Designer:
Leo Kleiweg
President
Paragon Pools
Houston

Viewed from the home side, this pool takes a low profile and unobtrusively melds into the lake beyond, helped by the expert color matching of the pebble interior. From the back, the waterscape forms an elegant stack of rectangles — pool to spa to bubbler fountain feature.

The lines of the waterscape — particularly the main pool’s 41-foot-long vanishing edge — are further elongated by narrow, horizontally oriented subway tiles. Straight-setting the black quartzite pieces made an even stronger linear statement. Mirroring the geometry, but with a color and textural shift, Kleiweg veneered the raised planter and outer catch-basin wall with a similarly horizontal but rough stacked stone.

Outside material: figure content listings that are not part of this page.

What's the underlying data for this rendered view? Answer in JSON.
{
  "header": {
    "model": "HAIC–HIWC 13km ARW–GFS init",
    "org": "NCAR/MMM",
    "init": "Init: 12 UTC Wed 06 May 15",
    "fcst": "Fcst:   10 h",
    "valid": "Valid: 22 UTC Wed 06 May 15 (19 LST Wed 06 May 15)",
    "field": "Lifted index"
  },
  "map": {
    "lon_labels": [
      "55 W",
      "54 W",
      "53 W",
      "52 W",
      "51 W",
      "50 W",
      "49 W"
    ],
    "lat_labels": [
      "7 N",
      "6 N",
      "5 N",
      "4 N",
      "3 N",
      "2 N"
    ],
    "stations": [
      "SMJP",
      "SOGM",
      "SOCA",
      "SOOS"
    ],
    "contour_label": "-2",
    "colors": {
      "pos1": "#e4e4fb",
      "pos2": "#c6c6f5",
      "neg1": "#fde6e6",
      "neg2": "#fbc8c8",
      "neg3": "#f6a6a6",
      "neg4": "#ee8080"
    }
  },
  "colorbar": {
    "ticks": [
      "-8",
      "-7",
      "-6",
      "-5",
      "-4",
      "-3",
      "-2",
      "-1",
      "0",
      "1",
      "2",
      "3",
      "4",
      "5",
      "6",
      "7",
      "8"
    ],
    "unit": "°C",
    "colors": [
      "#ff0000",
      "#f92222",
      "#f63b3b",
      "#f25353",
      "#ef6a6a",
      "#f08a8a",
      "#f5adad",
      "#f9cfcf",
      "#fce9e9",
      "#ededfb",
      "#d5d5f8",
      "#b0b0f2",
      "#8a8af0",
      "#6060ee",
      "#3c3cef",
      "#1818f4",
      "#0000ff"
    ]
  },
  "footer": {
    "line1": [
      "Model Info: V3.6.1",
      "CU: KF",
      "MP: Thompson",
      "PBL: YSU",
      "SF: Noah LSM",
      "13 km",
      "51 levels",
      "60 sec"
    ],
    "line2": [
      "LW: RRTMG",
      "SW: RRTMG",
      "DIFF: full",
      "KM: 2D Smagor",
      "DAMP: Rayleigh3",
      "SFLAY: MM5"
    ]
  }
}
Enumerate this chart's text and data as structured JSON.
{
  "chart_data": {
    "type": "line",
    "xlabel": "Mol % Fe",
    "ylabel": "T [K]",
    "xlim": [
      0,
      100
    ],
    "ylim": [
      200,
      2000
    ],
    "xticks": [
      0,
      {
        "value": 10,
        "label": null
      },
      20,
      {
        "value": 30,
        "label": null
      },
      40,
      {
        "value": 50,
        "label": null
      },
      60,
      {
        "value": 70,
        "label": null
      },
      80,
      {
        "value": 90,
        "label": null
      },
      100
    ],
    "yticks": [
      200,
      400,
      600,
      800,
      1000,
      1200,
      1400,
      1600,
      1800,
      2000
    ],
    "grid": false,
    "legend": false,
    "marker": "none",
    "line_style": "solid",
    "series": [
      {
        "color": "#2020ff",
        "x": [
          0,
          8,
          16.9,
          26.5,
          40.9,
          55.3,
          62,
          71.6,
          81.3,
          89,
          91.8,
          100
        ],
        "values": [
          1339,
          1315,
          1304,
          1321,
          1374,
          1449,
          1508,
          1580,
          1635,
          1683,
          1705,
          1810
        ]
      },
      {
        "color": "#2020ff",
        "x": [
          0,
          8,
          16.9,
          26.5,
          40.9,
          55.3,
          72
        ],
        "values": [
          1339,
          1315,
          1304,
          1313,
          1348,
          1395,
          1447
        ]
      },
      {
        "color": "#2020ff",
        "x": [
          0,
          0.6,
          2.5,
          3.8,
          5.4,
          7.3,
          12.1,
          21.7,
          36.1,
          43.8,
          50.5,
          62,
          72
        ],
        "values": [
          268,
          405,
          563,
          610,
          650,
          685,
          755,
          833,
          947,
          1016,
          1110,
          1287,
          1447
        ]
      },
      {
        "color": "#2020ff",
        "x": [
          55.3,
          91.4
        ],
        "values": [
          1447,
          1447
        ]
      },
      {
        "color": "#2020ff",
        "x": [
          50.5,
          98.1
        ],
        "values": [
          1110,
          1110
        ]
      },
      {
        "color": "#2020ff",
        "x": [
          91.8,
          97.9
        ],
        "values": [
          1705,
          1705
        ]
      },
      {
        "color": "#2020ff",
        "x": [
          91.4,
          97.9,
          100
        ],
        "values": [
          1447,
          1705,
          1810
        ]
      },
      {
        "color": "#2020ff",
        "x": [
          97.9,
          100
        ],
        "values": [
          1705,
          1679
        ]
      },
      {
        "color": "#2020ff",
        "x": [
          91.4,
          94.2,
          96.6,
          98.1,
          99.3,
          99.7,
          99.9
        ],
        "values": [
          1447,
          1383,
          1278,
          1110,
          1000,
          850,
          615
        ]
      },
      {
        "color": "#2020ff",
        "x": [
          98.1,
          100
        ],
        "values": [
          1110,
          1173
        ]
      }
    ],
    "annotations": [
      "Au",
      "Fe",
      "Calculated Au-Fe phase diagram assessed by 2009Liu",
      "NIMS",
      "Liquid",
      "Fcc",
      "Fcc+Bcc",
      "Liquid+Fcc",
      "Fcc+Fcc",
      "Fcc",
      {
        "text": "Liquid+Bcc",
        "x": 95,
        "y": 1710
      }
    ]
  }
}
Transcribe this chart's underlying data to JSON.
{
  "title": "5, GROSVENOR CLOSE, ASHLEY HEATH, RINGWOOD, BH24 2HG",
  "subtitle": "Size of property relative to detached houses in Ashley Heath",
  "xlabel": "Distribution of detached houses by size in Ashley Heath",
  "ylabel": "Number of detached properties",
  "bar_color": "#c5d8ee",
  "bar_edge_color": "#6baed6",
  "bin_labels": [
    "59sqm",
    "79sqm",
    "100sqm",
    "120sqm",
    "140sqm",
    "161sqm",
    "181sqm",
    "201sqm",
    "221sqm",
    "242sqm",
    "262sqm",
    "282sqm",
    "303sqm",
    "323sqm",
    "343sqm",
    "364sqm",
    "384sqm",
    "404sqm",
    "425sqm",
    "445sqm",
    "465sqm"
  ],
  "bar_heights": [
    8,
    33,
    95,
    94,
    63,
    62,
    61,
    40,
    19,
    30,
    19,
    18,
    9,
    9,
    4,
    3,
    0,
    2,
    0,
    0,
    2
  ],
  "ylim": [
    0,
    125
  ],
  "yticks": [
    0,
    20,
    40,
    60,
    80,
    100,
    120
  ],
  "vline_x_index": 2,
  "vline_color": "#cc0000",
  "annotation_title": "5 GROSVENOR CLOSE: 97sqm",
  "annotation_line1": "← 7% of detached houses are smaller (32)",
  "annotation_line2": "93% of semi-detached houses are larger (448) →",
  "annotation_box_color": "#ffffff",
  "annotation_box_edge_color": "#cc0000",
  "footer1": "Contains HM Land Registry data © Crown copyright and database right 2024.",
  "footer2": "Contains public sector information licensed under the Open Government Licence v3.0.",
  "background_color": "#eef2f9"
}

Blended into this sleek visage are a surprising number of features. An approximately 14-foot long L-shaped fire feature wraps around one corner of the elevated spa. Clad in the same light gray, stone-textured porcelain as the deck, it adds contrast to the dark grays of the poolscape.

Inside the pool, near the spa dam, a cold-water nook with a wrap-around bench encourages easy conversation between people in cold and hot water.

Part of the pool lay underneath a second-story balcony. This more tightly tied the pool with the abode and provided the opportunity for a little spectacle — a rain curtain dropping off the top. This satisfied a request from the husband. More to the wife’s liking, Kleiweg added four laminar arcs for a layered-water effect. Color-changing lights add contained flamboyance.

Underwater stools are veneered with the same porcelain, stone-textured tile used on the deck. As always, Kleiweg used a contrasting material for the sake of visibility and safety. The deck material provided the needed contrast against the pool’s dark blue pebble finish, while integrating with the rest of the design.